Greg Thomas

**Name of the Vulnerable Software and Affected Versions** Intel(R) QAT Library versions prior to 22.07.1 **Description** The issue is related to improper buffer restrictions, which may allow a privileged user to potentially enable information disclosure via local access. **Recommendations** For versions prior to 22.07.1, update to version 22.07.1 or later to resolve the issue.

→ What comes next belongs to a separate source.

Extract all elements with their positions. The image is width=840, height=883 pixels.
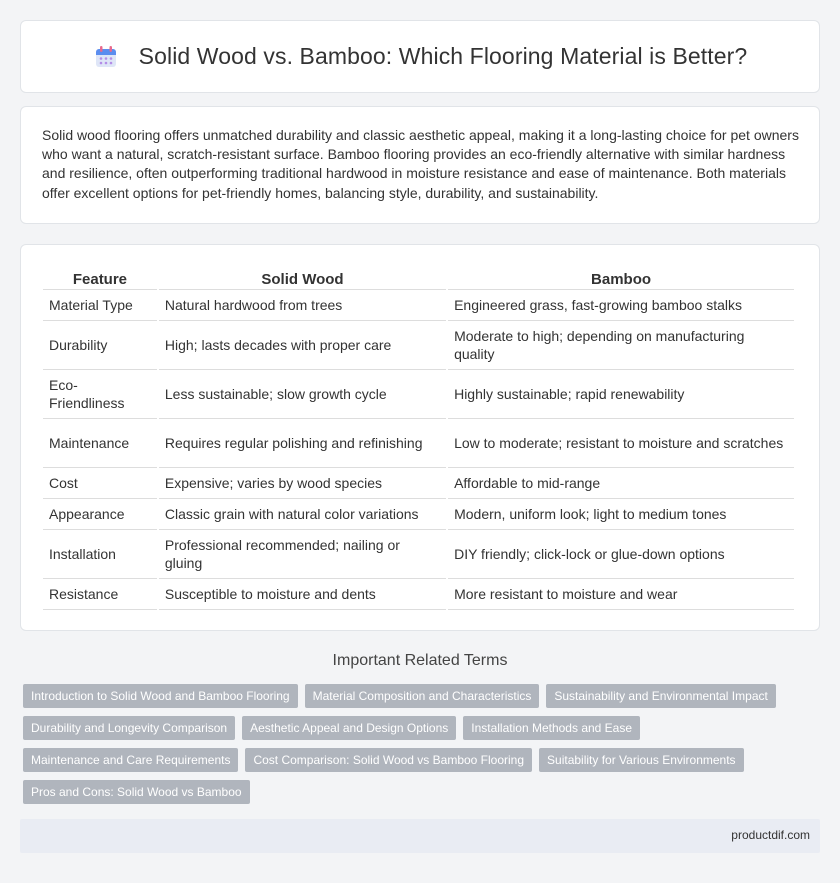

**Name of the Vulnerable Software and Affected Versions** Intel(R) QAT drivers for Linux versions prior to 4.17 **Description** The issue is related to incorrect default permissions in the software installer for some Intel(R) QAT drivers, which may allow an authenticated user to potentially enable escalation of privilege via local access. This could allow an attacker to elevate their privileges. **Recommendations** For versions prior to 4.17, update to version 4.17 or later to resolve the issue. As a temporary workaround, consider restricting access to the affected installer components to minimize the risk of exploitation.

**Name of the Vulnerable Software and Affected Versions** QATzip software maintained by Intel(R) versions prior to 1.0.9 **Description** The issue is related to improper access control in QATzip software, which may allow an authenticated user to potentially enable escalation of privilege via local access. **Recommendations** For versions prior to 1.0.9, update to version 1.0.9 or later to resolve the issue.